Trump Sets 25% Steel, Aluminum Tariffs, Widening Trade Warbloo

President Donald Trump ordered a 25% tariff on steel and aluminum imports, escalating his efforts to protect politically important US industries with levies hitting some of the country’s closest allies.

The tariffs will apply widely to all US imports of steel and aluminum, including from Canada and Mexico, among the country’s top foreign suppliers of the metals. The levies, which also include finished metal products, are meant to crack down on what administration officials said were efforts by countries like Russia and China to circumvent existing duties.

Trump cast the effort as one that would help bolster domestic production and bring more jobs to the US, and warned that the rate on metal tariffs “may go higher.” The new rates will take effect on March 12, at 12:01 am Washington time, according to a pair of proclamations issued by the White House late Monday.

“It’s going to mean a lot of businesses are going to be opening in the United States,” Trump said Monday as he signed the measures in the Oval Office.

The announcement of Trump’s metals tariffs comes about a week after he added a 10% duty on all Chinese imports.
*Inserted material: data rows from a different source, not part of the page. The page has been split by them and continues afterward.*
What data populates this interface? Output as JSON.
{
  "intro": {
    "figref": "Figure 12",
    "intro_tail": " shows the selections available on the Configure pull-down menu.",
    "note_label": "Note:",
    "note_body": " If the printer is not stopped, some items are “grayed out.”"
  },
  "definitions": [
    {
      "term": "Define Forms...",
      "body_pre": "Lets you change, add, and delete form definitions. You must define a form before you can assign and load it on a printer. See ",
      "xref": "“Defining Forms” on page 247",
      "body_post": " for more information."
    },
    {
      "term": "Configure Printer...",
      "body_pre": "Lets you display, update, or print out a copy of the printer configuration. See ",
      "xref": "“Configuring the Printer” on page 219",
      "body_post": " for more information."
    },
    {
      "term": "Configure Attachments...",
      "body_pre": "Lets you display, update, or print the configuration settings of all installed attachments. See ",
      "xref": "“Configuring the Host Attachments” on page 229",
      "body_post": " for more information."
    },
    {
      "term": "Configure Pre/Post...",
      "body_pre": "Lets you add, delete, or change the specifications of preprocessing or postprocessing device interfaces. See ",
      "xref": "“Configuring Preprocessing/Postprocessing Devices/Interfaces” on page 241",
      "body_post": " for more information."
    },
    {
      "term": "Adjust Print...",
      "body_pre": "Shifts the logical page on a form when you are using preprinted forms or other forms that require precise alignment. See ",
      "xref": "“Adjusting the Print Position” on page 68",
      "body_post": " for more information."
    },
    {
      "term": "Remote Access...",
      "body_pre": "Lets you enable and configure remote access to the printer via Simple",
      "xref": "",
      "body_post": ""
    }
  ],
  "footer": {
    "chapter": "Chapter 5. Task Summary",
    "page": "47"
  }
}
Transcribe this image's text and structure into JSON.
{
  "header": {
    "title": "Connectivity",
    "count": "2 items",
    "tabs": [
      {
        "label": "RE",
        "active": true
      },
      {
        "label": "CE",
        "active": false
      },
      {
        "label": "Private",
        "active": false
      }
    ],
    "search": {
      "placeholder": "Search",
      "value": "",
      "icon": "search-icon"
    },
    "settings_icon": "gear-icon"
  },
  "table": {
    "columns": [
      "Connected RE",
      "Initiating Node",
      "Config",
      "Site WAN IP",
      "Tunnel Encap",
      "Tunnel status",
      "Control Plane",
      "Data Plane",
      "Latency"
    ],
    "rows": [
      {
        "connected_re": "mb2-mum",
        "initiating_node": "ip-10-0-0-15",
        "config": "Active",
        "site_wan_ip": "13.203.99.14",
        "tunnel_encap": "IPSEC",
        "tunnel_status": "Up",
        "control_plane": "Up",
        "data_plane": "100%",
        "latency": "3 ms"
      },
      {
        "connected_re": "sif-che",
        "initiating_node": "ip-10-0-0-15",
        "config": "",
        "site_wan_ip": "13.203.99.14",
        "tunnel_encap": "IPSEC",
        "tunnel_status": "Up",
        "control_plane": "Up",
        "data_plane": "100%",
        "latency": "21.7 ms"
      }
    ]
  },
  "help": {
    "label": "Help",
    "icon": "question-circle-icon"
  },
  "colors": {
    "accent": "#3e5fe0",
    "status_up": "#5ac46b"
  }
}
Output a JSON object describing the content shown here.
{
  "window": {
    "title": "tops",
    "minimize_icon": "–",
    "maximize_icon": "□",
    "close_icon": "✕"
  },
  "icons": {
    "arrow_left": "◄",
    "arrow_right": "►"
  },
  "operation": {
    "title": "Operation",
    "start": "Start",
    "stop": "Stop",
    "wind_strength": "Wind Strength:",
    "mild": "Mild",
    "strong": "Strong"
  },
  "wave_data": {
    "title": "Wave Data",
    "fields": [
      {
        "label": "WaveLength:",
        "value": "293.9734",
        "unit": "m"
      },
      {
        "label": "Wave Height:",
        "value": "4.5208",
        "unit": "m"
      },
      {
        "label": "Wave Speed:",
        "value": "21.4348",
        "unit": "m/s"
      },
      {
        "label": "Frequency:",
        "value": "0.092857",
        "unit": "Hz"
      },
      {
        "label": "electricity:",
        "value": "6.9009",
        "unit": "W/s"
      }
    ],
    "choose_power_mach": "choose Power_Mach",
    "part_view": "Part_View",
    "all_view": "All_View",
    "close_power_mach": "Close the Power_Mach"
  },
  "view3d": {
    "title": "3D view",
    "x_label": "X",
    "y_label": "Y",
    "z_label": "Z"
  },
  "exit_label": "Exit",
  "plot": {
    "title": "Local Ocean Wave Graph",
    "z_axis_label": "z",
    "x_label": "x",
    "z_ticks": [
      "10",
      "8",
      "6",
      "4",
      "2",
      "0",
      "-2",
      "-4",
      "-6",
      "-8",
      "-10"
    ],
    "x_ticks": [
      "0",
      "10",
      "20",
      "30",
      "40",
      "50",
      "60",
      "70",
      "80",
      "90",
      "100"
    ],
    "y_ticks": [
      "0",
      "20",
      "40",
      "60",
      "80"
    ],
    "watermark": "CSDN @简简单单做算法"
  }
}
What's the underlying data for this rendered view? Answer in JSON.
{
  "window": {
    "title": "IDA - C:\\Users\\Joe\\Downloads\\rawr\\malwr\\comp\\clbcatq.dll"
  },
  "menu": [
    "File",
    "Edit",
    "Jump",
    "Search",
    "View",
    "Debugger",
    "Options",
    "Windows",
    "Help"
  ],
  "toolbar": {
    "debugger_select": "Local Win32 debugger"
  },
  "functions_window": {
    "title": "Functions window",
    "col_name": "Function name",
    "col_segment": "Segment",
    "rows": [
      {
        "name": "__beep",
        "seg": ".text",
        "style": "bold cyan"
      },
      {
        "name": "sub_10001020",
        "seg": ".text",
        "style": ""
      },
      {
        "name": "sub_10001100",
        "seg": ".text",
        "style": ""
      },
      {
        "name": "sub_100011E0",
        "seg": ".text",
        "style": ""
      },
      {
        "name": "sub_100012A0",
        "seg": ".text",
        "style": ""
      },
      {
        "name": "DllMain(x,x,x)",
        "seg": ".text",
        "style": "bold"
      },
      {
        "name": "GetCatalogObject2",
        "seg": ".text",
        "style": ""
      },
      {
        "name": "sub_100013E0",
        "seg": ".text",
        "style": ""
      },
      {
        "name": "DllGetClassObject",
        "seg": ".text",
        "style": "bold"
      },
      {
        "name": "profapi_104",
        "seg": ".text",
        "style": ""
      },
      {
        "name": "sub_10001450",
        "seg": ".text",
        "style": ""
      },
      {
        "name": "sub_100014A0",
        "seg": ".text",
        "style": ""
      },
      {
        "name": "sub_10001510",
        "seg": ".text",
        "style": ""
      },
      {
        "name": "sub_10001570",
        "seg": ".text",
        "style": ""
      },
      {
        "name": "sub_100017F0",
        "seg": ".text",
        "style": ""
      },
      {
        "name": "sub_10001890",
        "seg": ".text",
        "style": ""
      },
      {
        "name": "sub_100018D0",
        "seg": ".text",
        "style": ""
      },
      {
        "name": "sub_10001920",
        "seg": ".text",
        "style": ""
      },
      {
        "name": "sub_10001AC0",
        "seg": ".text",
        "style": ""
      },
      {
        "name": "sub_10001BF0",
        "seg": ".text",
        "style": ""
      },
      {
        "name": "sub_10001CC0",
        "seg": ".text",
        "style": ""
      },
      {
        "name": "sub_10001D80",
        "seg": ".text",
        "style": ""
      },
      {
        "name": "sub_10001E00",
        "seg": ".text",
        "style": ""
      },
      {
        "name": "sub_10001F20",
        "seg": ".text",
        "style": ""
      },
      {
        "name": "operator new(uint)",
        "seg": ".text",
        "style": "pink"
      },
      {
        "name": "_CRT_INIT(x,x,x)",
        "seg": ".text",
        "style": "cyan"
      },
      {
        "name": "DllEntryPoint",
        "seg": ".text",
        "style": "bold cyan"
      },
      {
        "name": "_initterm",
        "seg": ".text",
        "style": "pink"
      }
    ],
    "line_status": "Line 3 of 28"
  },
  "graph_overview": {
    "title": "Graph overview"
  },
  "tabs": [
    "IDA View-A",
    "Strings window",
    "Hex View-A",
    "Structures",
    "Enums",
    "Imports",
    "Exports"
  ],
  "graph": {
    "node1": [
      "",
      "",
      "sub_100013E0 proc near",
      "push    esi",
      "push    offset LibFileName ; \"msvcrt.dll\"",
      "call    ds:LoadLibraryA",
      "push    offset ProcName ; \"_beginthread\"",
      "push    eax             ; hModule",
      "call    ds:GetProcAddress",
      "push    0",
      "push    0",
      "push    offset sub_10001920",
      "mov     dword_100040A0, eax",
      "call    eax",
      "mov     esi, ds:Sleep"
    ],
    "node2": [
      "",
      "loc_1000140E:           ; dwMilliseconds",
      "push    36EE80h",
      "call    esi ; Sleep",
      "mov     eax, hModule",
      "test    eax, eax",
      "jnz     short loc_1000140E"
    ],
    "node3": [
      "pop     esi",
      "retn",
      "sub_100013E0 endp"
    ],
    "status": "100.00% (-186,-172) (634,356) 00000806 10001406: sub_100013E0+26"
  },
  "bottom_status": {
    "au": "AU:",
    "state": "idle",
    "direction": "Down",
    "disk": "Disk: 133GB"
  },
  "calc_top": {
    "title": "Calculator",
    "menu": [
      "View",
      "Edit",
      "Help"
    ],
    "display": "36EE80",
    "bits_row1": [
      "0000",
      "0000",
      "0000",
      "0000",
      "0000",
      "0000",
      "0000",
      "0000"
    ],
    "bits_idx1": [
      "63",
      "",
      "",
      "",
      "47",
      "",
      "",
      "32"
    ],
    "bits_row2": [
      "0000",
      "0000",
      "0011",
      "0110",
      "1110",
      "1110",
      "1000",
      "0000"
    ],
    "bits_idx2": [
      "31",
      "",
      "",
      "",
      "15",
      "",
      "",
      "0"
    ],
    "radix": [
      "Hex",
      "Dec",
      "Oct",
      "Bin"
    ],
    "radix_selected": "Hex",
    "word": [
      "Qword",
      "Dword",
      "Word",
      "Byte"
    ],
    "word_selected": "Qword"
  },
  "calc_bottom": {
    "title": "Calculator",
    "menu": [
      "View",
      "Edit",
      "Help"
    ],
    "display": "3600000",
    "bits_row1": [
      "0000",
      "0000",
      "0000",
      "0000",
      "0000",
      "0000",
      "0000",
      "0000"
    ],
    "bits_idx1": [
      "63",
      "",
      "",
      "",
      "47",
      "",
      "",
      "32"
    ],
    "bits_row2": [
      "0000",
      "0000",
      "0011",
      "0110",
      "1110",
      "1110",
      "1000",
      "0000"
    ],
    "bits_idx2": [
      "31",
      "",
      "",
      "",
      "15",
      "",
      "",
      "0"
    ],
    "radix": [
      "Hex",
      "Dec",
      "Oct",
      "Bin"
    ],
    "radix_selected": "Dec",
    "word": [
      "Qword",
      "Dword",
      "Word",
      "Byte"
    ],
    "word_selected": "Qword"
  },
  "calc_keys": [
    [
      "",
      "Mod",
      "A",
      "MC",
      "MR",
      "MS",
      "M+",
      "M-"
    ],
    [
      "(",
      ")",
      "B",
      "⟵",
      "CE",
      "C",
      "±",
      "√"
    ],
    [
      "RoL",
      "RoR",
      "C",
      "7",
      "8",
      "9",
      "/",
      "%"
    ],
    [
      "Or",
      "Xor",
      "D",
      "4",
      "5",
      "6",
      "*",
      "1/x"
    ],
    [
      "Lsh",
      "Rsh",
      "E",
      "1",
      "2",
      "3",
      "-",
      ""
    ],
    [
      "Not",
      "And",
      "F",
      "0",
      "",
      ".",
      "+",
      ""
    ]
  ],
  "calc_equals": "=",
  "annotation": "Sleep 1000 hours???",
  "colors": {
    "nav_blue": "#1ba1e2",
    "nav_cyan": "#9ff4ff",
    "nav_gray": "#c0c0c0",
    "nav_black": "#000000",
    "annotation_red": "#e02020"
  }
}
Economists warn that higher border taxes paid by American importers risk raising costs for everything from groceries to gasoline — potentially stoking the very inflationary pressures the president campaigned on quelling.

US administration officials counter, however, that the levies are part of a broader economic strategy — including extended tax cuts and expanded domestic energy production — that will help lower costs overall.